Question

If $A=60{}^\circ \ and\ B=30{}^\circ $, verify that: $\sin \left( A-B \right)=\sin A\cos B-\cos A\sin B$.

Answer 1

Hint: We will be using the concept of trigonometric functions to solve the problem. We will first find the value of LHS by substituting the value of A and B. Then we will find the RHS by substituting the value of A and B and prove both the values to be equal.

Complete step-by-step answer:


Now, we have been given that$A=60{}^\circ \ and\ B=30{}^\circ $.

Now, we will first take LHS of the equation and substitute the value of A and B in it. So, we have,

$\begin{align}

  & \sin \left( A-B \right)=\sin \left( 60{}^\circ -30{}^\circ \right) \\

 & =\sin \left( 30{}^\circ \right) \\

\end{align}$

Now, we know that the value of $\sin \left( 30{}^\circ \right)=\dfrac{1}{2}$. Therefore, we have that,

$\sin \left( A-B \right)=\dfrac{1}{2}.............\left( 1 \right)$

Now, we will take RHS of the equation and substitute the value of A and B in it. So, we have,
$\sin A\cos B-\cos A\sin B=\sin 60{}^\circ \cos 30{}^\circ -\cos 60{}^\circ \sin 30{}^\circ $
Now, we know that the value of,

$\begin{align}

  & \sin 30{}^\circ =\cos 60{}^\circ =\dfrac{1}{2} \\

 & \sin 60{}^\circ =\cos 30{}^\circ =\dfrac{\sqrt{3}}{2} \\

\end{align}$

So, we have the value as,

$\begin{align}

  & \sin A\cos B-\cos A\sin B=\dfrac{\sqrt{3}}{2}\times \dfrac{\sqrt{3}}{2}-\dfrac{1}{2}\times \dfrac{1}{2} \\

 & =\dfrac{3}{4}-\dfrac{1}{4} \\

 & =\dfrac{2}{4} \\

 & \sin A\cos B-\cos A\sin B=\dfrac{1}{2}..............\left( 2 \right) \\

\end{align}$

Now, from (1) and (2) we have that, if $A=60{}^\circ \ and\ B=30{}^\circ $ then$\sin \left( A-B \right)=\sin A\cos B-\cos A\sin B$.

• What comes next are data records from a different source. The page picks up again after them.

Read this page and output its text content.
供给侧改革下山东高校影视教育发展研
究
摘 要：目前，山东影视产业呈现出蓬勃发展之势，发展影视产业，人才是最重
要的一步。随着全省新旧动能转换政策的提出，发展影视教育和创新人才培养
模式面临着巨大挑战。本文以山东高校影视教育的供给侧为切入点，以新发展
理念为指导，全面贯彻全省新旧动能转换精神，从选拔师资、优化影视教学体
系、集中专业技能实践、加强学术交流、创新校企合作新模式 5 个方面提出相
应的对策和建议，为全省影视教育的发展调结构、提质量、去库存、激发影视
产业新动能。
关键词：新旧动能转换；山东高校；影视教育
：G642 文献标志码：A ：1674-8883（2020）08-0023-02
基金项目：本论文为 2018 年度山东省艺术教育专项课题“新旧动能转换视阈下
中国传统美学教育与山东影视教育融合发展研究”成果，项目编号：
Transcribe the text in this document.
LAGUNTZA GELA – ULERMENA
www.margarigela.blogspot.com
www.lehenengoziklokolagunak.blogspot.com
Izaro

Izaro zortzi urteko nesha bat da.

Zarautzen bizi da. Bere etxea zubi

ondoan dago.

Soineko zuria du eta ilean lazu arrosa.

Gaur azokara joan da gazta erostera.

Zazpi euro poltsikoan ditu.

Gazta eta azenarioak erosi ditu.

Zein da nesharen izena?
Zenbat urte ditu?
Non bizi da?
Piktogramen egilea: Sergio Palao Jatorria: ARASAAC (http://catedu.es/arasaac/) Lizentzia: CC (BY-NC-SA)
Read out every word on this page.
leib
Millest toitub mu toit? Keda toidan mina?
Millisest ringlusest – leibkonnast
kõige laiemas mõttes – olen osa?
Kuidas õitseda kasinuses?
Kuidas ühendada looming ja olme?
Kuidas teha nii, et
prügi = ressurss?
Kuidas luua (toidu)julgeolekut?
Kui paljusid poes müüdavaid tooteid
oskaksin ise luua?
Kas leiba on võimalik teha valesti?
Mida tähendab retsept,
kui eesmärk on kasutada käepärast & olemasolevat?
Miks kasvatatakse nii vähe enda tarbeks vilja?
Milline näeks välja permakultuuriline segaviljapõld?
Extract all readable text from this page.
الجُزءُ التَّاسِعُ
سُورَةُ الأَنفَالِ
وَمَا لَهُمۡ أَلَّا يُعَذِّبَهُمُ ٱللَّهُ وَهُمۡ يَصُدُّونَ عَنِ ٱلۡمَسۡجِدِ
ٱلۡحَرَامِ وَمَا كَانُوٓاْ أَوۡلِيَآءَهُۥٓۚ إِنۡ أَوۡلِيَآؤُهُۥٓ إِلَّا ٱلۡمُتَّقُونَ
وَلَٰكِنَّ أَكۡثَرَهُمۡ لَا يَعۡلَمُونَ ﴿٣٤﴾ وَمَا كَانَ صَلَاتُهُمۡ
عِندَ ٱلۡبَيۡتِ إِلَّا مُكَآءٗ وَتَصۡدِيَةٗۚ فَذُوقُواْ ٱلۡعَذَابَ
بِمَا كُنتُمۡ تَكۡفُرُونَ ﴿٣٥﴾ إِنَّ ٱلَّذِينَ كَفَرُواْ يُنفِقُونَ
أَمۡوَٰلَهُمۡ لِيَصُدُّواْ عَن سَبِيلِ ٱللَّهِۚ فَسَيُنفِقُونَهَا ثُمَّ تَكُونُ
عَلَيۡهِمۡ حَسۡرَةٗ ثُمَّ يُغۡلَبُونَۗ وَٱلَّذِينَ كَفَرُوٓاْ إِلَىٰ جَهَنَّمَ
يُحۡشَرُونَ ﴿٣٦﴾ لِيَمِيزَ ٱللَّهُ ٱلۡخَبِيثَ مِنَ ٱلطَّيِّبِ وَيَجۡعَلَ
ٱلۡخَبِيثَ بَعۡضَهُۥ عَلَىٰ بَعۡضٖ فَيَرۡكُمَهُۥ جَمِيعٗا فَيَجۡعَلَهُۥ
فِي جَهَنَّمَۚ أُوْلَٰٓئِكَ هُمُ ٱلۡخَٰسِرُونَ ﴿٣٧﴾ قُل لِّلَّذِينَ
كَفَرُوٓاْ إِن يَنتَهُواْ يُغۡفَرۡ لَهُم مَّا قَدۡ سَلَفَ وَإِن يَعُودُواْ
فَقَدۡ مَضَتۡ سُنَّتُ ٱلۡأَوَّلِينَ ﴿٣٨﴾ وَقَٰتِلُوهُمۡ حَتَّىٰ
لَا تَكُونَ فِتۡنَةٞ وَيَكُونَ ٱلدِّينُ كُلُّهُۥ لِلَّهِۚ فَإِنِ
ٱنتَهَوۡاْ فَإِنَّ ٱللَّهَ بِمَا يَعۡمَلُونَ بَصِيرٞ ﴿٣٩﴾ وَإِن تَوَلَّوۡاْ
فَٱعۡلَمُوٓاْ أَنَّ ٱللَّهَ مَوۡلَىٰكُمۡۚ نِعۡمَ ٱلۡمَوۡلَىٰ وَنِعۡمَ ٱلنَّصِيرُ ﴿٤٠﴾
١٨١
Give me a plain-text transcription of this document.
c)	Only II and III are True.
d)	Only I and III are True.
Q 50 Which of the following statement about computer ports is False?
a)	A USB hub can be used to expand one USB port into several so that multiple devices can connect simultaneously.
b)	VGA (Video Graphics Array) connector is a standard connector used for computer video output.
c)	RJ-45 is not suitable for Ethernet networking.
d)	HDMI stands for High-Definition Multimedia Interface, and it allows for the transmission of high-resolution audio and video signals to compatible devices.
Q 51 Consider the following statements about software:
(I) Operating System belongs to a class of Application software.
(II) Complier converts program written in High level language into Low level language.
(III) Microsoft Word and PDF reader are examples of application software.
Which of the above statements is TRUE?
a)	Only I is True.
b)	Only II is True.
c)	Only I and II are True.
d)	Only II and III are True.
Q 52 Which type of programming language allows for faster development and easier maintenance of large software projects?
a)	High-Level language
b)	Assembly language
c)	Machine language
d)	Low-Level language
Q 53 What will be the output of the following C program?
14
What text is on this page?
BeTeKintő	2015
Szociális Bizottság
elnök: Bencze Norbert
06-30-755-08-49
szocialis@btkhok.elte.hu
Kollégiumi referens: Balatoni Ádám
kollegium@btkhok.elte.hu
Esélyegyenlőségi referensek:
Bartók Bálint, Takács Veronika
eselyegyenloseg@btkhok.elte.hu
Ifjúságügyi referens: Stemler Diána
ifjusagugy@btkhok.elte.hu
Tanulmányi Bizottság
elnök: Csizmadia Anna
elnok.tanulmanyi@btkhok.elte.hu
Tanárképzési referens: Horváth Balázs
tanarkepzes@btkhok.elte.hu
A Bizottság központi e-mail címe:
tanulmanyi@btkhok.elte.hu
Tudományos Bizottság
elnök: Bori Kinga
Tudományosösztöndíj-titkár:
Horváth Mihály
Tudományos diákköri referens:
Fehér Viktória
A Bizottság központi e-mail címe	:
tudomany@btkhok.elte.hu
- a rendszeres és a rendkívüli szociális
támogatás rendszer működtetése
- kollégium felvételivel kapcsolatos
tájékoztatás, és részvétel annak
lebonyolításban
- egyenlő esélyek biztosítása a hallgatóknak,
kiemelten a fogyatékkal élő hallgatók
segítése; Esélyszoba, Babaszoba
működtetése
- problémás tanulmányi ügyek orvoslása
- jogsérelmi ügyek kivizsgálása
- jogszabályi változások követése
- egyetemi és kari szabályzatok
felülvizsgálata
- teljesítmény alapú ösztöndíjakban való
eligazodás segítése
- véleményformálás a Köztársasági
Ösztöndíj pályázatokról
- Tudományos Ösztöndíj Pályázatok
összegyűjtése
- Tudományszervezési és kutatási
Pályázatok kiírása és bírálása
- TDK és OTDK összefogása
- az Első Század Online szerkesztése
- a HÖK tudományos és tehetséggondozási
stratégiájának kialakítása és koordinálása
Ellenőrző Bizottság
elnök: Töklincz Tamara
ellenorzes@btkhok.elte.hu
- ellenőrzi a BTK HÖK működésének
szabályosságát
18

Note: To solve these type of question it is important to note that we have used a trigonometric properties like,

$\begin{align}

  & \sin 30{}^\circ =\cos 60{}^\circ =\dfrac{1}{2} \\

 & \cos 30{}^\circ =\sin 60{}^\circ =\dfrac{\sqrt{3}}{2} \\

\end{align}$

Also, it has to be noted that to verify the given equation, we have simply substituted the values of A and B and find its value.